Take note, concertgoers. There’s a new ticketing game in town.
A pair of concert heavyweights joined forces this week when Opry Entertainment Group — which operates the Grand Ole Opry House and Ryman Auditorium, two of the busiest music halls in North America — confirmed an exclusive deal with AXS, an event ticketing company owned by global concert promoter AEG.
The move impacts ticketbuyers for hundreds of Nashville events, with the Grand Ole Opry House hosting roughly 220 shows annually and the Ryman closely behind at at estimated 200 concerts, per Opry Entertainment Group. The deal extends to daytime Ryman and Opry House tours, a popular stop for out-of-towners, as well as Ole Red, a line of honky-tonk bars branded with country singer Blake Shelton.
Partnering with AXS centralizes ticket-buying for Grand Ole Opry performances and Ryman shows, which previously used multiple vendors, including Live Nation-owned Ticketmaster. The Opry House began implemented AXS ticketing earlier this month; the Ryman begins transitioning to AXS ticket sales by the end of the year, said Scott Bailey, president of Opry Entertainment Group.
And the partnership opens doors for AEG — operator of behemoth West Coast country festival Stagecoach and international showcase C2C: Country to Country — and Opry Entertainment, which launched country lifestyle network Circle last year, to collaborate beyond the box office, Bailey said.
“This deal was an enterprise deal,” Bailey said, adding: “With that, we looked at every part of our business. How do we bring the Opry to other important festivals? [That’s] one example. … capturing content for Circle within those festivals is another aspect of that.”
“We looked at [Opry Entertainment Group] as a platform and delivering ‘the sum is greater than its parts’ kind of approach,” Bailey said. “It really is a comprehensive partnership and one we took very seriously.”
In the future, Opry Entertainment and AXS could cross-promote country tours and help grow respective audiences overseas, said Bryan Perez, AXS CEO and president; C2C exports Nashville stars annually for shows in Scotland, Ireland and England.

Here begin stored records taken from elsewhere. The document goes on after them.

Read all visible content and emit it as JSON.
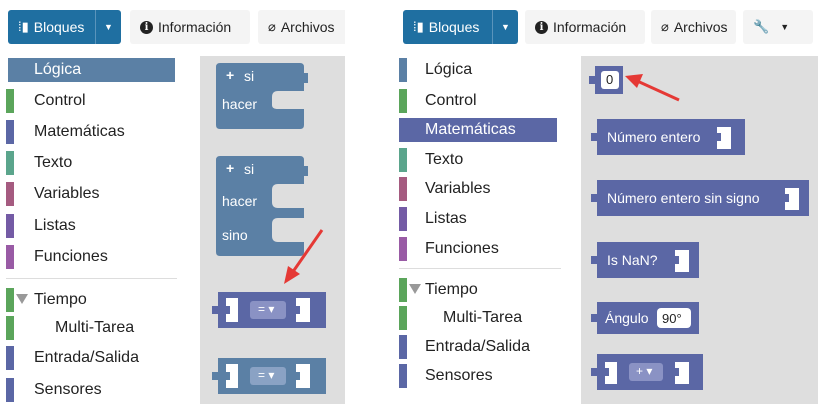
{
  "left": {
    "toolbar": {
      "bloques_label": "Bloques",
      "info_label": "Información",
      "archivos_label": "Archivos"
    },
    "categories": [
      {
        "label": "Lógica",
        "color": "#5b80a5"
      },
      {
        "label": "Control",
        "color": "#5ba55b"
      },
      {
        "label": "Matemáticas",
        "color": "#5b67a5"
      },
      {
        "label": "Texto",
        "color": "#5ba58c"
      },
      {
        "label": "Variables",
        "color": "#a55b80"
      },
      {
        "label": "Listas",
        "color": "#745ba5"
      },
      {
        "label": "Funciones",
        "color": "#995ba5"
      },
      {
        "label": "Tiempo",
        "color": "#5ba55b"
      },
      {
        "label": "Multi-Tarea",
        "color": "#5ba55b"
      },
      {
        "label": "Entrada/Salida",
        "color": "#5b67a5"
      },
      {
        "label": "Sensores",
        "color": "#5b67a5"
      }
    ],
    "selected": "Lógica",
    "blocks": {
      "if1": {
        "plus": "+",
        "si": "si",
        "hacer": "hacer"
      },
      "if2": {
        "plus": "+",
        "si": "si",
        "hacer": "hacer",
        "sino": "sino"
      },
      "compare": {
        "op": "= ▾"
      },
      "compare2": {
        "op": "= ▾"
      }
    }
  },
  "right": {
    "toolbar": {
      "bloques_label": "Bloques",
      "info_label": "Información",
      "archivos_label": "Archivos",
      "wrench_icon": "wrench-icon"
    },
    "categories": [
      {
        "label": "Lógica",
        "color": "#5b80a5"
      },
      {
        "label": "Control",
        "color": "#5ba55b"
      },
      {
        "label": "Matemáticas",
        "color": "#5b67a5"
      },
      {
        "label": "Texto",
        "color": "#5ba58c"
      },
      {
        "label": "Variables",
        "color": "#a55b80"
      },
      {
        "label": "Listas",
        "color": "#745ba5"
      },
      {
        "label": "Funciones",
        "color": "#995ba5"
      },
      {
        "label": "Tiempo",
        "color": "#5ba55b"
      },
      {
        "label": "Multi-Tarea",
        "color": "#5ba55b"
      },
      {
        "label": "Entrada/Salida",
        "color": "#5b67a5"
      },
      {
        "label": "Sensores",
        "color": "#5b67a5"
      }
    ],
    "selected": "Matemáticas",
    "blocks": {
      "number": {
        "value": "0"
      },
      "int": {
        "label": "Número entero"
      },
      "uint": {
        "label": "Número entero sin signo"
      },
      "isnan": {
        "label": "Is NaN?"
      },
      "angle": {
        "label": "Ángulo",
        "value": "90°"
      },
      "arith": {
        "op": "+ ▾"
      }
    }
  },
  "colors": {
    "toolbar_blue": "#1f6fa1",
    "logic_block": "#5b80a5",
    "math_block": "#5b67a5",
    "arrow": "#e53935"
  }
}
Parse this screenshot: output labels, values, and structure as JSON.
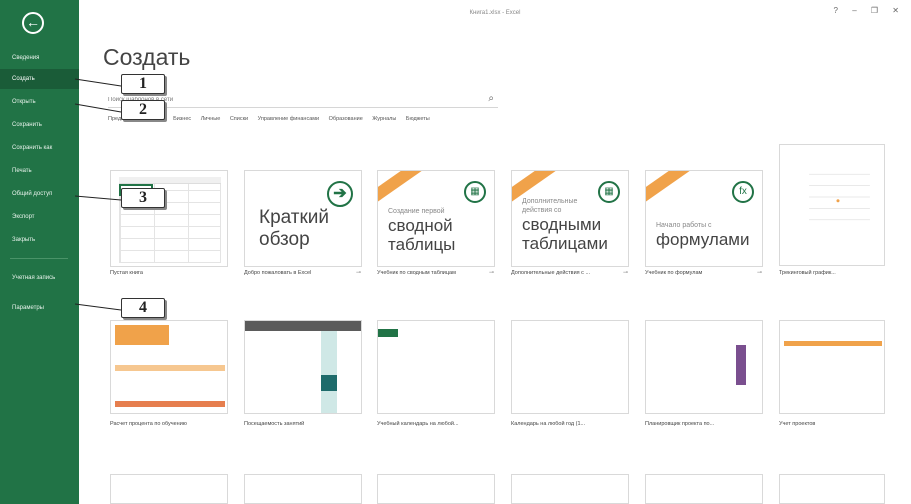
{
  "window": {
    "title": "Книга1.xlsx - Excel",
    "controls": "? – ❐ ✕"
  },
  "sidebar": {
    "back_icon": "back-arrow-icon",
    "items": [
      {
        "label": "Сведения"
      },
      {
        "label": "Создать"
      },
      {
        "label": "Открыть"
      },
      {
        "label": "Сохранить"
      },
      {
        "label": "Сохранить как"
      },
      {
        "label": "Печать"
      },
      {
        "label": "Общий доступ"
      },
      {
        "label": "Экспорт"
      },
      {
        "label": "Закрыть"
      },
      {
        "label": "Учетная запись"
      },
      {
        "label": "Параметры"
      }
    ]
  },
  "main": {
    "title": "Создать",
    "search": {
      "placeholder": "Поиск шаблонов в сети"
    },
    "suggested_label": "Предлагаемый поиск:",
    "suggested": [
      "Бизнес",
      "Личные",
      "Списки",
      "Управление финансами",
      "Образование",
      "Журналы",
      "Бюджеты"
    ]
  },
  "templates_row1": [
    {
      "caption": "Пустая книга",
      "icon": "blank-sheet"
    },
    {
      "caption": "Добро пожаловать в Excel",
      "lines": [
        "Краткий",
        "обзор"
      ]
    },
    {
      "caption": "Учебник по сводным таблицам",
      "small": [
        "Создание первой"
      ],
      "lines": [
        "сводной",
        "таблицы"
      ]
    },
    {
      "caption": "Дополнительные действия с ...",
      "small": [
        "Дополнительные",
        "действия со"
      ],
      "lines": [
        "сводными",
        "таблицами"
      ]
    },
    {
      "caption": "Учебник по формулам",
      "small": [
        "Начало работы с"
      ],
      "lines": [
        "формулами"
      ]
    },
    {
      "caption": "Трекинговый график..."
    }
  ],
  "templates_row2": [
    {
      "caption": "Расчет процента по обучению"
    },
    {
      "caption": "Посещаемость занятий"
    },
    {
      "caption": "Учебный календарь на любой..."
    },
    {
      "caption": "Календарь на любой год (1..."
    },
    {
      "caption": "Планировщик проекта по..."
    },
    {
      "caption": "Учет проектов"
    }
  ],
  "callouts": [
    "1",
    "2",
    "3",
    "4"
  ],
  "colors": {
    "accent": "#217346",
    "ribbon": "#f0a24a"
  }
}
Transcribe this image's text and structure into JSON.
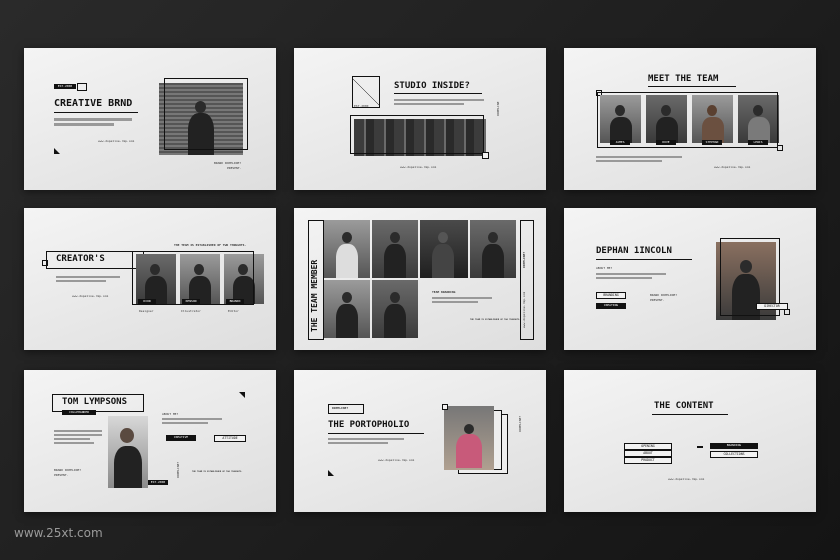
{
  "s1": {
    "badge": "EST.2000",
    "title": "CREATIVE BRND",
    "url": "www.dopeline-rmp.com",
    "footer1": "BRAND DOPELINE?",
    "footer2": "PRESENT."
  },
  "s2": {
    "title": "STUDIO INSIDE?",
    "label": "EST.2000",
    "side": "DOPELINE",
    "url": "www.dopeline-rmp.com"
  },
  "s3": {
    "title": "MEET THE TEAM",
    "names": [
      "JAMES",
      "DOVE",
      "STEPHAN",
      "LEWIS"
    ],
    "url": "www.dopeline-rmp.com"
  },
  "s4": {
    "title": "CREATOR'S",
    "note": "THE TEAM IS ESTABLISHED OF TWO THOUGHTS.",
    "names": [
      "DION",
      "KENSON",
      "BRANDO"
    ],
    "roles": [
      "Designer",
      "Illustrator",
      "Editor"
    ],
    "url": "www.dopeline-rmp.com"
  },
  "s5": {
    "vertical": "THE TEAM MEMBER",
    "side": "DOPELINE?",
    "label": "TEAM BRANDING",
    "note": "THE TEAM IS ESTABLISHED OF TWO THOUGHTS.",
    "url": "www.dopeline-rmp.com"
  },
  "s6": {
    "title": "DEPHAN 1INCOLN",
    "about": "ABOUT ME?",
    "b1": "BRANDING",
    "b2": "CREATING",
    "brand": "BRAND DOPELINE?",
    "present": "PRESENT.",
    "role": "DIRECTOR"
  },
  "s7": {
    "title": "TOM LYMPSONS",
    "sub": "COLLPHANDER",
    "about": "ABOUT ME?",
    "b1": "CREATIVE",
    "b2": "ATTITUDE",
    "brand": "BRAND DOPELINE?",
    "present": "PRESENT.",
    "est": "EST.2000",
    "note": "THE TEAM IS ESTABLISHED OF TWO THOUGHTS."
  },
  "s8": {
    "tag": "DOPELINE?",
    "title": "THE PORTOPHOLIO",
    "url": "www.dopeline-rmp.com"
  },
  "s9": {
    "title": "THE CONTENT",
    "left": [
      "OPENING",
      "ABOUT",
      "PRODUCT"
    ],
    "right": [
      "BRANDING",
      "COLLECTIONS"
    ],
    "url": "www.dopeline-rmp.com"
  },
  "watermark": "www.25xt.com"
}
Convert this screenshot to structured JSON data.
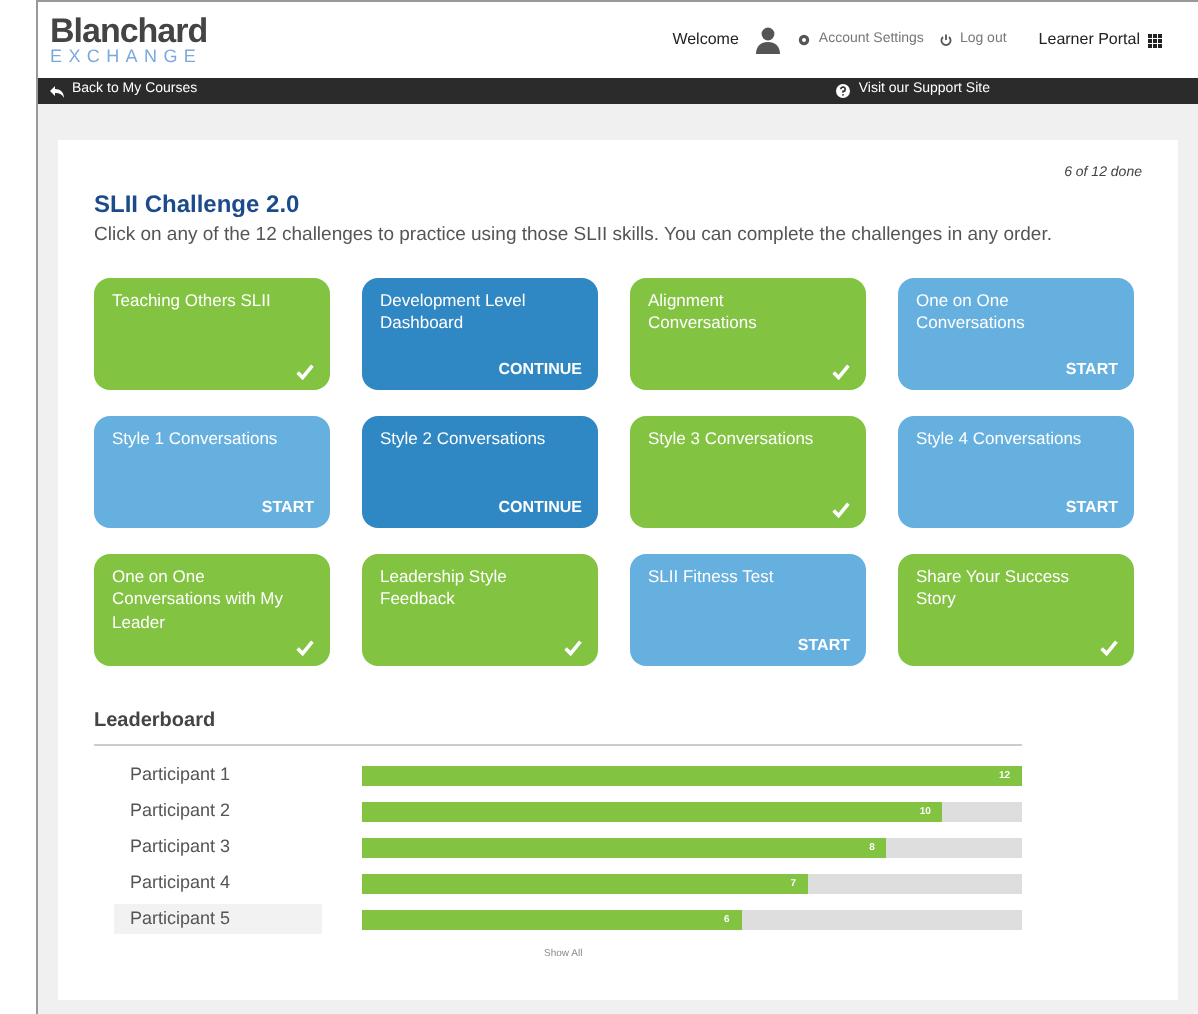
{
  "header": {
    "logo_top": "Blanchard",
    "logo_bottom": "EXCHANGE",
    "welcome": "Welcome",
    "account_settings": "Account Settings",
    "log_out": "Log out",
    "portal": "Learner Portal"
  },
  "nav_bar": {
    "back": "Back to My Courses",
    "support": "Visit our Support Site"
  },
  "progress": "6 of 12 done",
  "title": "SLII Challenge 2.0",
  "intro": "Click on any of the 12 challenges to practice using those SLII skills. You can complete the challenges in any order.",
  "challenges": [
    {
      "label": "Teaching Others SLII",
      "kind": "done"
    },
    {
      "label": "Development Level Dashboard",
      "kind": "continue",
      "action": "CONTINUE"
    },
    {
      "label": "Alignment Conversations",
      "kind": "done"
    },
    {
      "label": "One on One Conversations",
      "kind": "start",
      "action": "START"
    },
    {
      "label": "Style 1 Conversations",
      "kind": "start",
      "action": "START"
    },
    {
      "label": "Style 2 Conversations",
      "kind": "continue",
      "action": "CONTINUE"
    },
    {
      "label": "Style 3 Conversations",
      "kind": "done"
    },
    {
      "label": "Style 4 Conversations",
      "kind": "start",
      "action": "START"
    },
    {
      "label": "One on One Conversations with My Leader",
      "kind": "done"
    },
    {
      "label": "Leadership Style Feedback",
      "kind": "done"
    },
    {
      "label": "SLII Fitness Test",
      "kind": "start",
      "action": "START"
    },
    {
      "label": "Share Your Success Story",
      "kind": "done"
    }
  ],
  "leaderboard": {
    "title": "Leaderboard",
    "rows": [
      {
        "name": "Participant 1",
        "level": 1.0,
        "score": "12",
        "selected": false
      },
      {
        "name": "Participant 2",
        "level": 0.88,
        "score": "10",
        "selected": false
      },
      {
        "name": "Participant 3",
        "level": 0.795,
        "score": "8",
        "selected": false
      },
      {
        "name": "Participant 4",
        "level": 0.676,
        "score": "7",
        "selected": false
      },
      {
        "name": "Participant 5",
        "level": 0.575,
        "score": "6",
        "selected": true
      }
    ],
    "show_all": "Show All"
  }
}
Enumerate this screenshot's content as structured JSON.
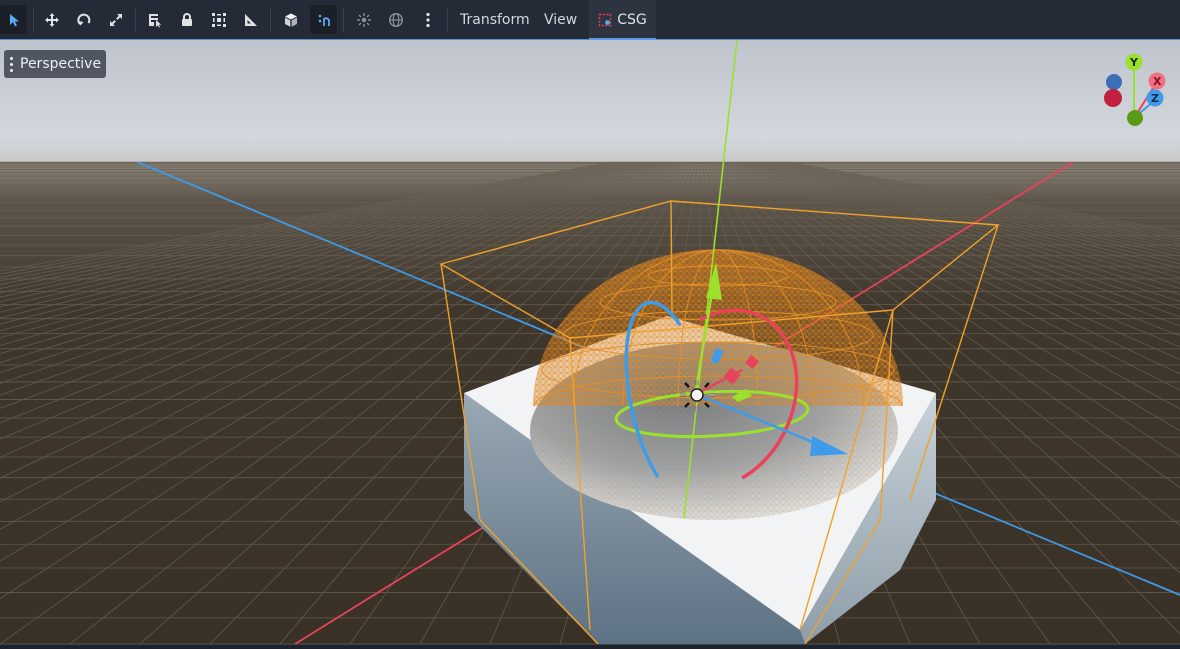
{
  "toolbar": {
    "tools": [
      {
        "name": "select-tool",
        "icon": "pointer-arrow-icon",
        "active": true
      },
      {
        "name": "move-tool",
        "icon": "move-arrows-icon"
      },
      {
        "name": "rotate-tool",
        "icon": "rotate-icon"
      },
      {
        "name": "scale-tool",
        "icon": "scale-icon"
      },
      {
        "name": "list-select-tool",
        "icon": "list-select-icon"
      },
      {
        "name": "lock-tool",
        "icon": "lock-icon"
      },
      {
        "name": "group-tool",
        "icon": "group-icon"
      },
      {
        "name": "ruler-tool",
        "icon": "ruler-icon"
      },
      {
        "name": "local-space-toggle",
        "icon": "cube-icon"
      },
      {
        "name": "snap-toggle",
        "icon": "snap-magnet-icon",
        "active": true
      },
      {
        "name": "sun-preview-toggle",
        "icon": "sun-icon"
      },
      {
        "name": "environment-preview-toggle",
        "icon": "globe-icon"
      },
      {
        "name": "more-options",
        "icon": "vertical-dots-icon"
      }
    ],
    "menus": {
      "transform": "Transform",
      "view": "View"
    },
    "csg_tab": {
      "label": "CSG",
      "icon": "csg-dotted-box-icon"
    }
  },
  "viewport": {
    "view_mode_label": "Perspective",
    "gizmo": {
      "y_label": "Y",
      "x_label": "X",
      "z_label": "Z"
    }
  },
  "colors": {
    "toolbar_bg": "#252b36",
    "accent": "#5b9ee6",
    "axis_x": "#e8435a",
    "axis_y": "#9ae02c",
    "axis_z": "#3d9bea",
    "selection": "#f0a22a",
    "ground": "#3a3127",
    "sky": "#c9ced6"
  }
}
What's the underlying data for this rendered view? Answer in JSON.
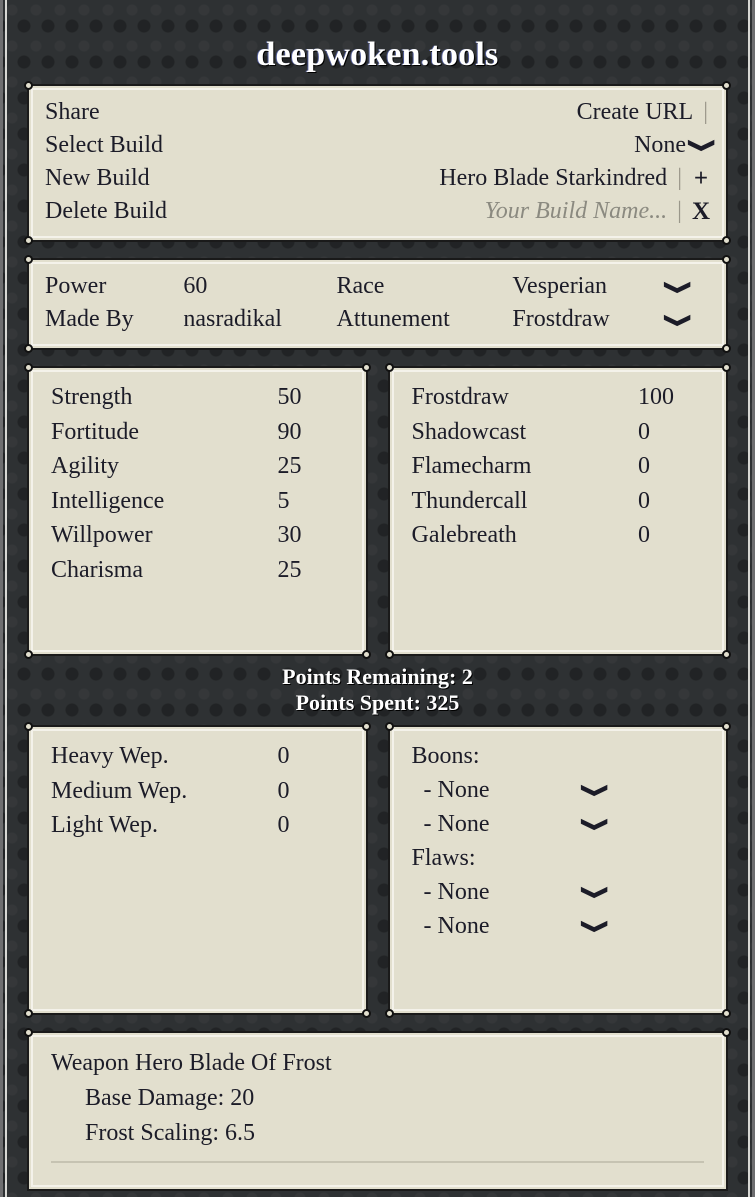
{
  "site": {
    "title": "deepwoken.tools"
  },
  "share": {
    "rows": [
      {
        "label": "Share",
        "value": "Create URL",
        "sep": "|",
        "btn": "",
        "chevron": ""
      },
      {
        "label": "Select Build",
        "value": "None",
        "sep": "",
        "btn": "",
        "chevron": "chevron-down-icon"
      },
      {
        "label": "New Build",
        "value": "Hero Blade Starkindred",
        "sep": "|",
        "btn": "+",
        "chevron": ""
      },
      {
        "label": "Delete Build",
        "value": "",
        "sep": "|",
        "btn": "X",
        "chevron": ""
      }
    ],
    "build_name_placeholder": "Your Build Name..."
  },
  "info": {
    "rows": [
      {
        "label": "Power",
        "value": "60",
        "label2": "Race",
        "value2": "Vesperian",
        "chevron": "chevron-down-icon"
      },
      {
        "label": "Made By",
        "value": "nasradikal",
        "label2": "Attunement",
        "value2": "Frostdraw",
        "chevron": "chevron-down-icon"
      }
    ]
  },
  "stats": {
    "attributes": [
      {
        "name": "Strength",
        "value": "50"
      },
      {
        "name": "Fortitude",
        "value": "90"
      },
      {
        "name": "Agility",
        "value": "25"
      },
      {
        "name": "Intelligence",
        "value": "5"
      },
      {
        "name": "Willpower",
        "value": "30"
      },
      {
        "name": "Charisma",
        "value": "25"
      }
    ],
    "attunements": [
      {
        "name": "Frostdraw",
        "value": "100"
      },
      {
        "name": "Shadowcast",
        "value": "0"
      },
      {
        "name": "Flamecharm",
        "value": "0"
      },
      {
        "name": "Thundercall",
        "value": "0"
      },
      {
        "name": "Galebreath",
        "value": "0"
      }
    ]
  },
  "points": {
    "remaining": "Points Remaining: 2",
    "spent": "Points Spent: 325"
  },
  "weapons": [
    {
      "name": "Heavy Wep.",
      "value": "0"
    },
    {
      "name": "Medium Wep.",
      "value": "0"
    },
    {
      "name": "Light Wep.",
      "value": "0"
    }
  ],
  "boons_flaws": {
    "boons_label": "Boons:",
    "flaws_label": "Flaws:",
    "boons": [
      {
        "name": "- None",
        "chevron": "chevron-down-icon"
      },
      {
        "name": "- None",
        "chevron": "chevron-down-icon"
      }
    ],
    "flaws": [
      {
        "name": "- None",
        "chevron": "chevron-down-icon"
      },
      {
        "name": "- None",
        "chevron": "chevron-down-icon"
      }
    ]
  },
  "weapon_detail": {
    "title": "Weapon Hero Blade Of Frost",
    "base_damage": "Base Damage: 20",
    "frost_scaling": "Frost Scaling: 6.5"
  },
  "colors": {
    "page_bg": "#2e3133",
    "panel_bg": "#e2dfce",
    "text": "#1c1c28",
    "title_text": "#ffffff"
  }
}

“Partnering with such iconic venues is a once-in-a-lifetime opportunity,” Perez said. “What we can do together made it more than just a ticketing deal and into a really exciting partnership.”
What does adopting AXS mean for Ryman and Opry House concertgoers? Fans can use the AXS Mobile ID to transfer or sell tickets to verified showgoers, ideally avoiding sought-after seats reaching resell brokers.
Mobile ID stores tickets in an AXS smartphone application, attaching tickets to a buyer profile that adds a layer of verification not often given to receiving a scannable barcode that — if purchased through a secondhand party — may be fraudulent.
Still, digital ticket scalping, often resulting in exorbitant resale prices, continues to plague sought-after music events. Using an identity-based platform gives AXS “a tremendous amount of detailed information” in combating ticketing fraud and ghost accounts programmed to buy seats for resale, Perez said.
“[Mobile ID] gives us the ability to do a little better forensics after the fact to look for patterns,” Perez said, “and help eliminate either fraud that can take place … and also figure out who’s purchasing tickets that may be circumventing ticket vendor rules.”